Damon is desperately looking for a way to fix his shit and save Stefan from Rayna after Damon so epicly screwed up (with the help of Enzo) with Bonnie hanging around to help because being a good little helper is basically what Bonnie does (and can I note that I’m tired of everyone noting how helpful and friendly Valerie is for little reason when Bonnie has been pulling that without acknowledgement for 7 seasons now?)

This means going back to Enzo (very very short attention span) and learning about some people called the Armoury who were the ones who kidnapped Enzo when Matt asked for help. The Armoury’s purpose is basically to take dangerous magical artefacts and lock them up so they don’t do any damage (despite failing badly to hold Rayna). Yes, we’re borrowing a more incompetent and sinister plot from Warehouse 13 and The Librarians.

They’d quite like Rayna’s sword. They’re also happy to take Rayna herself. So an awesome plan would be to get Stefan to the Armoury have Rayna appear there and be taken out and then everyone can go home happy, right?

Until Valerie learns of the plan and points out they’ve dealt with the Armoury and they are ruthless and uncaring about who gets hurt. Sure they’ll use Stefan as bait, but won’t care whether Stefan, Damon et all die in the process and these are terribad people to work with.

Damon and Bonnie decide to leave – and both get rendered unconscious and imprisoned pretty much proving Valerie’s point. Also reminding us that the power of witches is random whenever the story writers want them to be. Bonnie ends up magicless because of an injection and Damon ends up in a cell with Tyler (who is there. As is Elena’s body. And probably everything else that has ever fallen through the plot box over the years) on the night of a full moon – and full moon werewolves are generally terribad awful for Damon.

He’s rescued before Tyler eats him by Bonnie who gets to him by CUTTING OFF ENZO’S HAND because she is Bonnie and that is awesome. This is despite Damon begging her not to risk her life for him… which of course she does and ends up hurt and hospitalised in the process (the anti-magic thing put on her stops her from healing with vampire blood)

During this episode we get a number of little moments which point us towards a Bonnie/Damon Romance. I think we’re definitely going there.

Sleepy Hollow, Season 3, Episode 12: Sins of the Father



Much of this episode was a monster of the week episode – and it was perfect for that.

Our main enemy was a ghoul controlled by Atticus Nevins – the old enemy who worked with old August Corbin (the old Sheriff, Joe’s dad, Jenny and Abbie’s mentor who guided them to the supernatural) who was using the monster for his own nefarious means and to ostensibly hold on to his crumbling empire (what with him being badly gutted by Pandora and then having to go on the run, all kinds of old lieutenants are now muscling in on his former territory and now being badly icked).

The gang does their usual excellent job of following twists and turns, running down clues, discovering the man who was actually coming to them for help was actually the one behind it all along, followed by a big shiny fight with the monster which they eventually destroy… though with Atticus escaping

I’m brushing over all of this not because it’s not good – because it was: it was well acted, well paced and great fun to watch – but because they details don’t matter to the overall show. It was fun, it was good and it was a great backdrop to approach what this episode was really about: recap and review

Everyone has gone through some various issues these last few episodes and this episode puts them all in one place for us to examine and recap to remember where we are.

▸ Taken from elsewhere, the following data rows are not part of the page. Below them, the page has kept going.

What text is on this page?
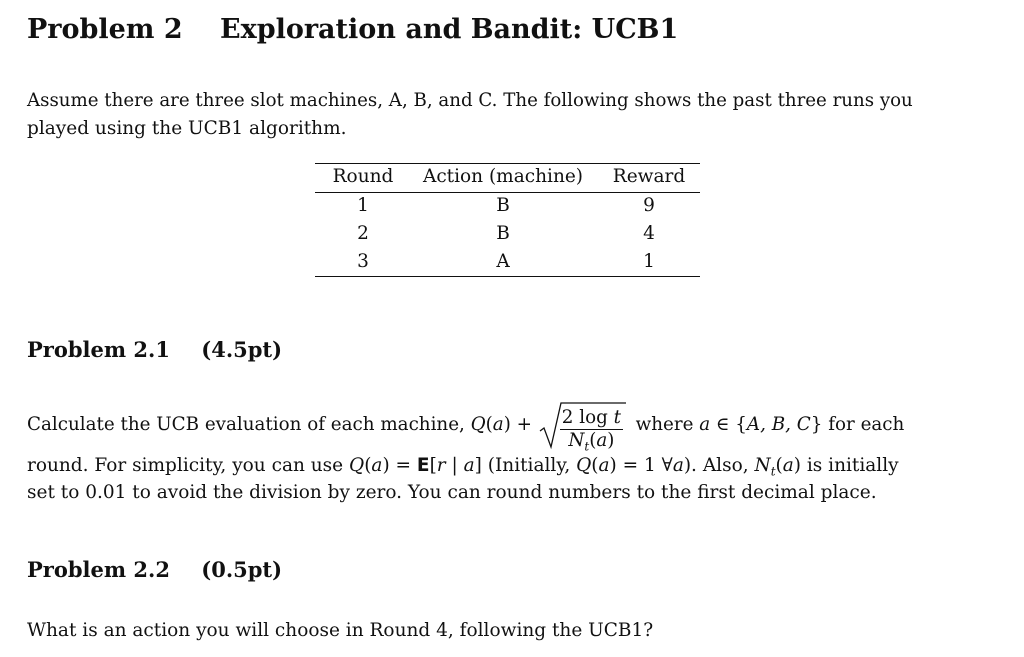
Problem 2 Exploration and Bandit: UCB1
Assume there are three slot machines, A, B, and C. The following shows the past three runs you
played using the UCB1 algorithm.
Round	Action (machine)	Reward
1	B	9
2	B	4
3	A	1
Problem 2.1 (4.5pt)
Calculate the UCB evaluation of each machine, $Q(a) + \frac{\text{2 log t}}{N_t(a)}$ where a ∈ {A, B, C} for each
round. For simplicity, you can use Q(a) = E[r | a] (Initially, Q(a) = 1 ∀a). Also, $N_t(a)$ is initially
set to 0.01 to avoid the division by zero. You can round numbers to the first decimal place.
Problem 2.2 (0.5pt)
What is an action you will choose in Round 4, following the UCB1?
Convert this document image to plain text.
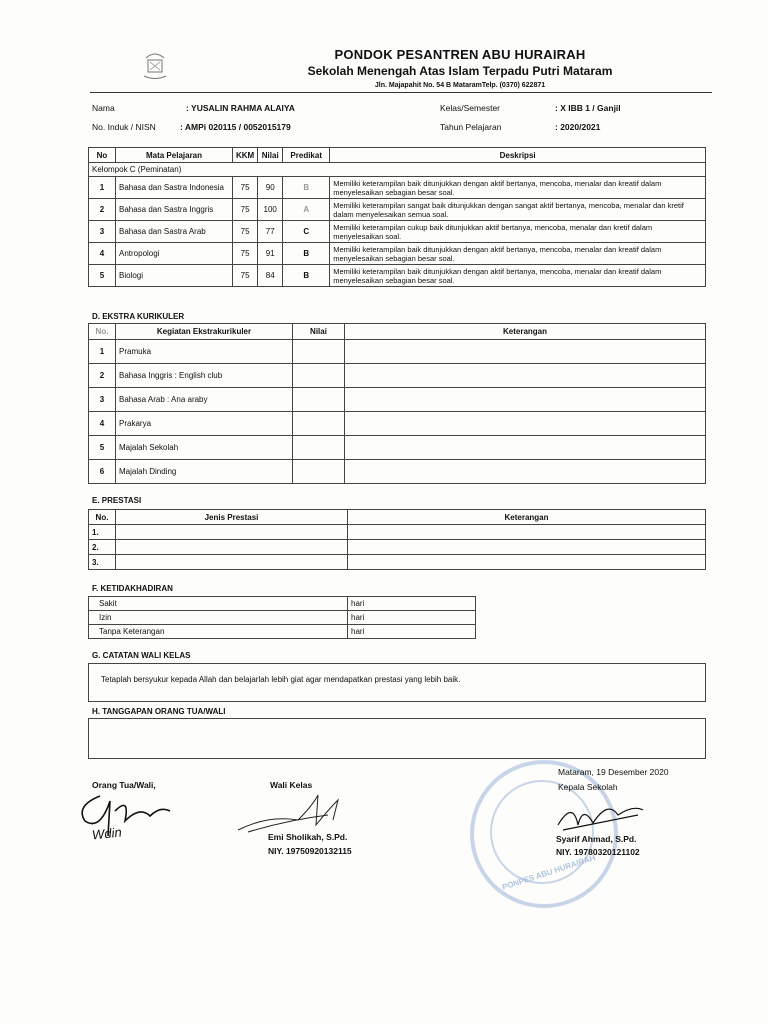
PONDOK PESANTREN ABU HURAIRAH
Sekolah Menengah Atas Islam Terpadu Putri Mataram
Jln. Majapahit No. 54 B MataramTelp. (0370) 622871
Nama	: YUSALIN RAHMA ALAIYA
No. Induk / NISN	: AMPi 020115 / 0052015179
Kelas/Semester	: X IBB 1 / Ganjil
Tahun Pelajaran	: 2020/2021
No	Mata Pelajaran	KKM	Nilai	Predikat	Deskripsi
Kelompok C (Peminatan)					
1	Bahasa dan Sastra Indonesia	75	90	B	Memiliki keterampilan baik ditunjukkan dengan aktif bertanya, mencoba, menalar dan kreatif dalam menyelesaikan sebagian besar soal.
2	Bahasa dan Sastra Inggris	75	100	A	Memiliki keterampilan sangat baik ditunjukkan dengan sangat aktif bertanya, mencoba, menalar dan kretif dalam menyelesaikan semua soal.
3	Bahasa dan Sastra Arab	75	77	C	Memiliki keterampilan cukup baik ditunjukkan aktif bertanya, mencoba, menalar dan kretif dalam menyelesaikan soal.
4	Antropologi	75	91	B	Memiliki keterampilan baik ditunjukkan dengan aktif bertanya, mencoba, menalar dan kreatif dalam menyelesaikan sebagian besar soal.
5	Biologi	75	84	B	Memiliki keterampilan baik ditunjukkan dengan aktif bertanya, mencoba, menalar dan kreatif dalam menyelesaikan sebagian besar soal.
D. EKSTRA KURIKULER
No.	Kegiatan Ekstrakurikuler	Nilai	Keterangan
1	Pramuka		
2	Bahasa Inggris : English club		
3	Bahasa Arab : Ana araby		
4	Prakarya		
5	Majalah Sekolah		
6	Majalah Dinding		
E. PRESTASI
No.	Jenis Prestasi	Keterangan
1.		
2.		
3.		
F. KETIDAKHADIRAN
Sakit	hari
Izin	hari
Tanpa Keterangan	hari
G. CATATAN WALI KELAS
Tetaplah bersyukur kepada Allah dan belajarlah lebih giat agar mendapatkan prestasi yang lebih baik.
H. TANGGAPAN ORANG TUA/WALI
PONPES ABU HURAIRAH
Orang Tua/Wali,
Wdin
Wali Kelas
Emi Sholikah, S.Pd.
NIY. 19750920132115
Mataram, 19 Desember 2020
Kepala Sekolah
Syarif Ahmad, S.Pd.
NIY. 19780320121102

The case lets us see Jenny, Joe, Abbie, Ichabod and Sophie work together – and continue to do so well

We have Abbie, struggling badly with her mental health after her ordeal in the catacombs. She’s hurt and hurting and having trouble adapting and getting back to where she was before. Ichabod is simultaneously caring while not intruding, similarly Jenny acknowledges Abbie has a problem, is there for her, but not pushing it beyond what Abbie is comfortable with. This is important, it’s vital they’re there to care for her but not to push past things she isn’t ready to deal with yet. When Abbie says she’s processing something or not ready to deal with something, they back off. I appreciate that a lot.